The Deep South in the Red Centre

A day after we heard revelations that the education system is becoming racially segregation, a story comes out that an Alice Springs hostel asked patrons to leave because they were Aboriginal. Apparently, the groups were asked to leave after other guests at the backpacker lodged suggested they were "scared". Bethany Langdon, a member of the Yuendumu local community recounts the event as follows:

"The manager came out and told me that we weren't suitable to stay there," she told ABC1's Lateline program.

"They said, because you're Aboriginal, other tourists were making complaints that they were scared of us.

"I felt like I wanted to cry, because it made me feel like I wasn't an Australian."

Ms Langdon says it is her first experience of overt racism.

"It's a disgrace against Aboriginal people, especially when an Aboriginal women comes into town trying to be a role model to their community and get looked up to by elder people and younger people from their community and other communities," she said.

According to the Haven Resort, the group were asked to leave because the backpacker lodge catered for "international backpacking tourists which this group was not". However, just hours later, Greg Zammit the joint owner of the Haven Resort stated that the group was encouraged to stay, directly contradicting the previous statement.

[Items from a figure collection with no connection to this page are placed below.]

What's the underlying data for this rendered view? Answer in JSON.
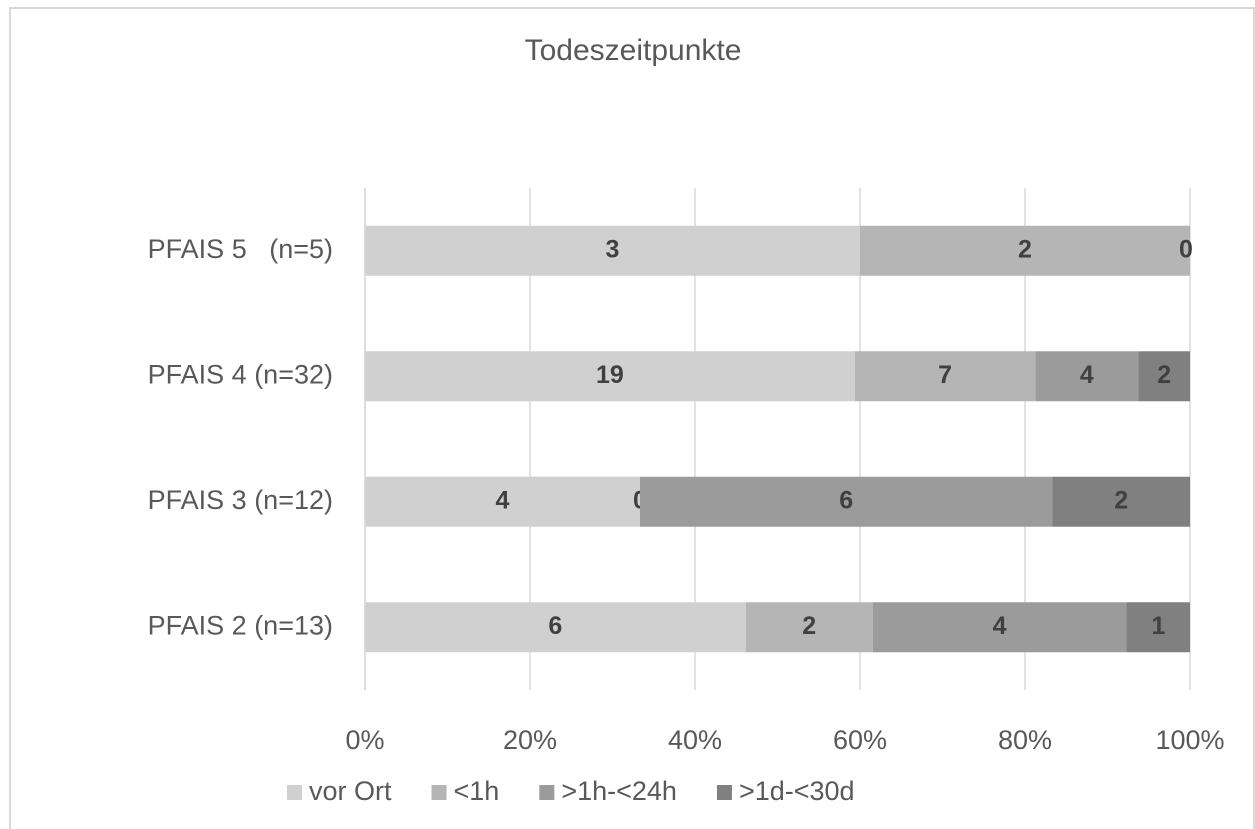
{
  "chart_data": {
    "type": "bar",
    "orientation": "horizontal",
    "stack": "percent",
    "title": "Todeszeitpunkte",
    "categories": [
      "PFAIS 5   (n=5)",
      "PFAIS 4 (n=32)",
      "PFAIS 3 (n=12)",
      "PFAIS 2 (n=13)"
    ],
    "series": [
      {
        "name": "vor Ort",
        "color": "#d0d0d0",
        "values": [
          3,
          19,
          4,
          6
        ]
      },
      {
        "name": "<1h",
        "color": "#b5b5b5",
        "values": [
          2,
          7,
          0,
          2
        ]
      },
      {
        "name": ">1h-<24h",
        "color": "#9b9b9b",
        "values": [
          0,
          4,
          6,
          4
        ]
      },
      {
        "name": ">1d-<30d",
        "color": "#808080",
        "values": [
          null,
          2,
          2,
          1
        ]
      }
    ],
    "xlim": [
      0,
      100
    ],
    "xticks": [
      {
        "value": 0,
        "label": "0%"
      },
      {
        "value": 20,
        "label": "20%"
      },
      {
        "value": 40,
        "label": "40%"
      },
      {
        "value": 60,
        "label": "60%"
      },
      {
        "value": 80,
        "label": "80%"
      },
      {
        "value": 100,
        "label": "100%"
      }
    ],
    "grid": true,
    "legend": "bottom"
  }
}
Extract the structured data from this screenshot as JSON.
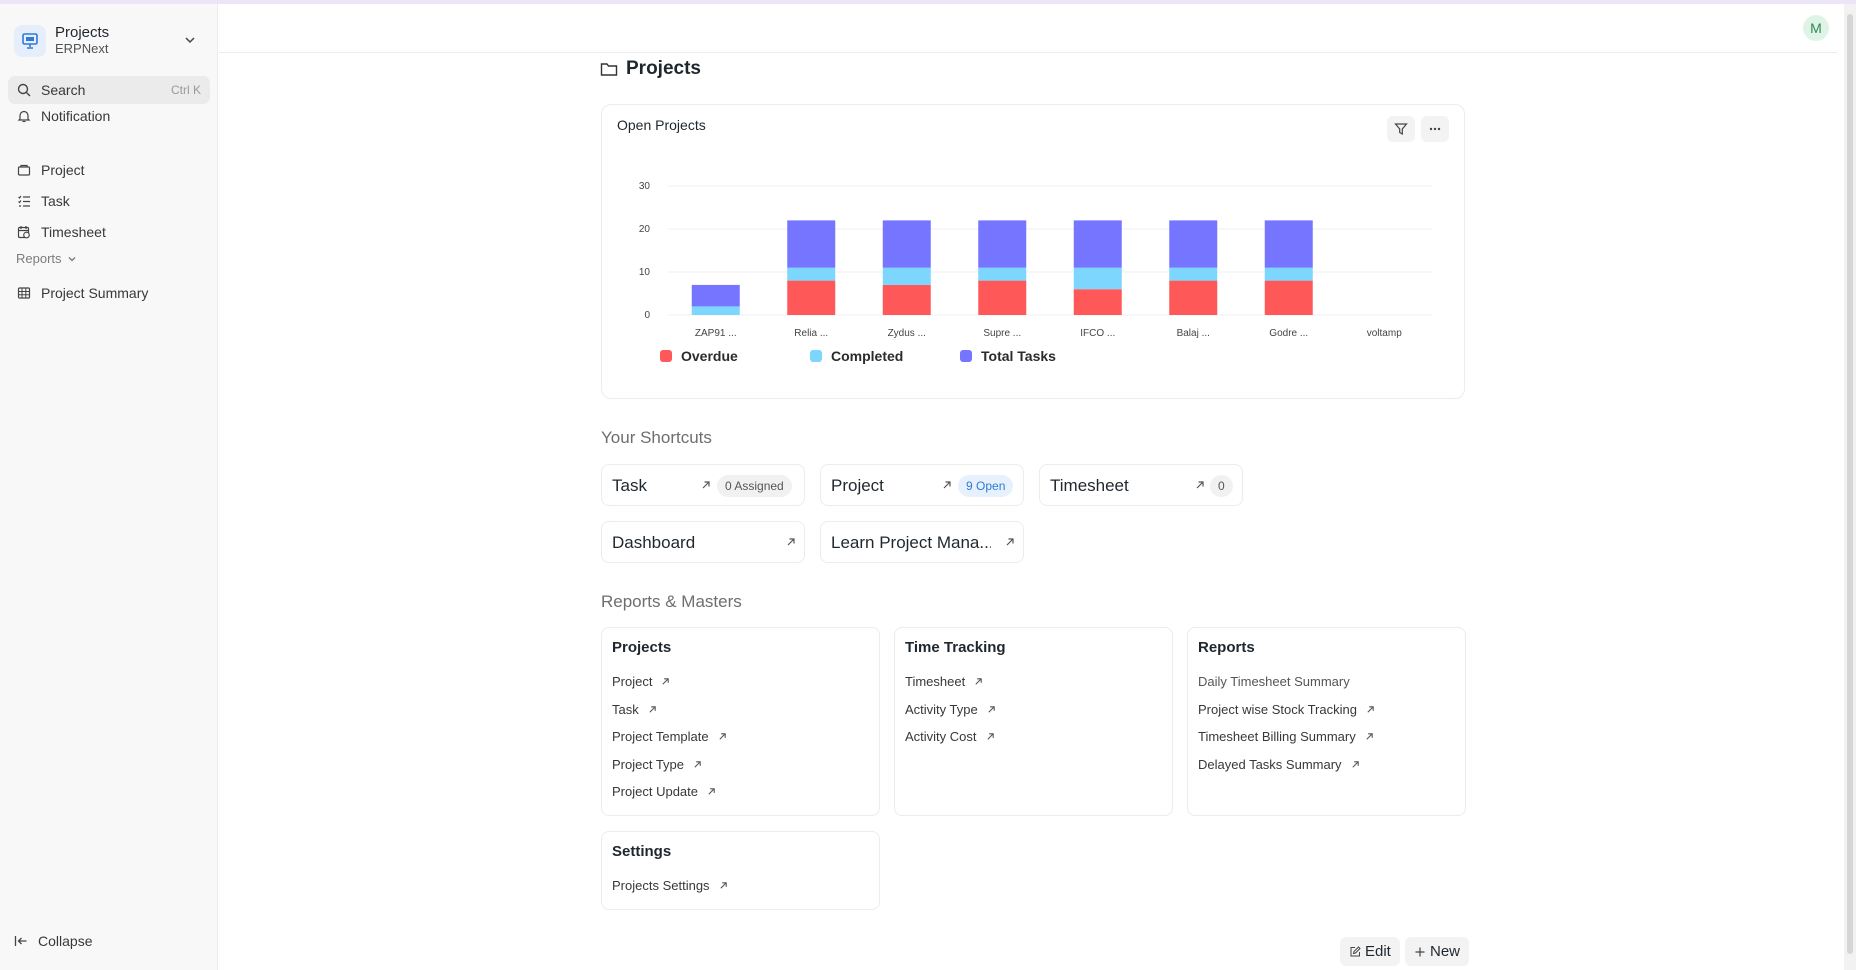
{
  "app": {
    "title": "Projects",
    "subtitle": "ERPNext"
  },
  "sidebar": {
    "search": {
      "label": "Search",
      "shortcut": "Ctrl K"
    },
    "notification": "Notification",
    "items": [
      {
        "label": "Project",
        "icon": "folder-icon"
      },
      {
        "label": "Task",
        "icon": "checklist-icon"
      },
      {
        "label": "Timesheet",
        "icon": "calendar-clock-icon"
      }
    ],
    "reports_section": "Reports",
    "report_items": [
      {
        "label": "Project Summary",
        "icon": "table-icon"
      }
    ],
    "collapse": "Collapse"
  },
  "user": {
    "avatar_initial": "M"
  },
  "page": {
    "title": "Projects"
  },
  "chart_card": {
    "title": "Open Projects"
  },
  "chart_data": {
    "type": "bar",
    "stacked": true,
    "categories": [
      "ZAP91 ...",
      "Relia ...",
      "Zydus ...",
      "Supre ...",
      "IFCO ...",
      "Balaj ...",
      "Godre ...",
      "voltamp"
    ],
    "series": [
      {
        "name": "Overdue",
        "color": "#ff5858",
        "values": [
          0,
          8,
          7,
          8,
          6,
          8,
          8,
          0
        ]
      },
      {
        "name": "Completed",
        "color": "#7cd6fd",
        "values": [
          2,
          3,
          4,
          3,
          5,
          3,
          3,
          0
        ]
      },
      {
        "name": "Total Tasks",
        "color": "#7575ff",
        "values": [
          5,
          11,
          11,
          11,
          11,
          11,
          11,
          0
        ]
      }
    ],
    "y_ticks": [
      0,
      10,
      20,
      30
    ],
    "ylim": [
      0,
      30
    ],
    "grid": true,
    "legend": "bottom-left"
  },
  "shortcuts_title": "Your Shortcuts",
  "shortcuts": [
    {
      "label": "Task",
      "badge": "0 Assigned"
    },
    {
      "label": "Project",
      "badge": "9 Open"
    },
    {
      "label": "Timesheet",
      "badge": "0"
    },
    {
      "label": "Dashboard"
    },
    {
      "label": "Learn Project Mana..."
    }
  ],
  "reports_title": "Reports & Masters",
  "cards": [
    {
      "title": "Projects",
      "links": [
        "Project",
        "Task",
        "Project Template",
        "Project Type",
        "Project Update"
      ]
    },
    {
      "title": "Time Tracking",
      "links": [
        "Timesheet",
        "Activity Type",
        "Activity Cost"
      ]
    },
    {
      "title": "Reports",
      "links": [
        "Daily Timesheet Summary",
        "Project wise Stock Tracking",
        "Timesheet Billing Summary",
        "Delayed Tasks Summary"
      ]
    },
    {
      "title": "Settings",
      "links": [
        "Projects Settings"
      ]
    }
  ],
  "actions": {
    "edit": "Edit",
    "new": "New"
  }
}
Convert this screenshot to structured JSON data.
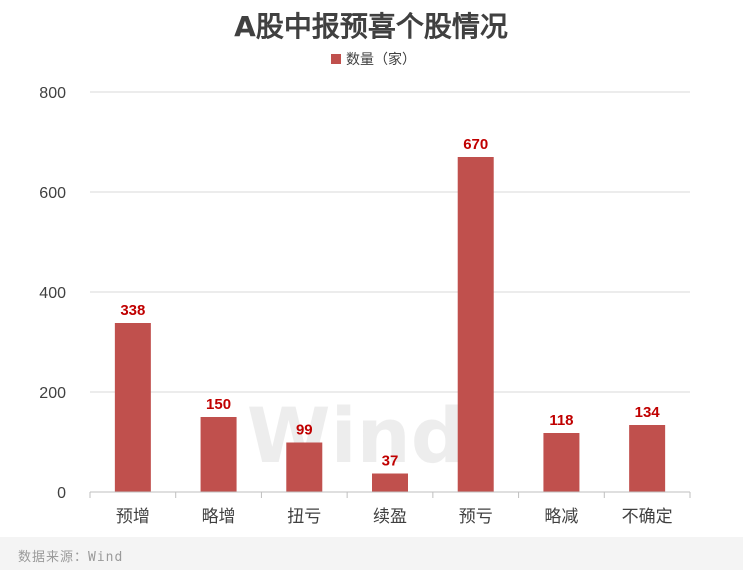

Something tells me that these owners aren't the most trustworthy individuals around.

I must admit that story make me feel sick to my stomach. I could hardly believe that something like that could happen in contemporary Australia. I mean it sounds like the kind of thing you would expect in Alabama in the 1950s. It would appear that the group are now assessing their legal options. To be perfectly frank, I'd be happy to see the Haven Resort taken for every cent they've got.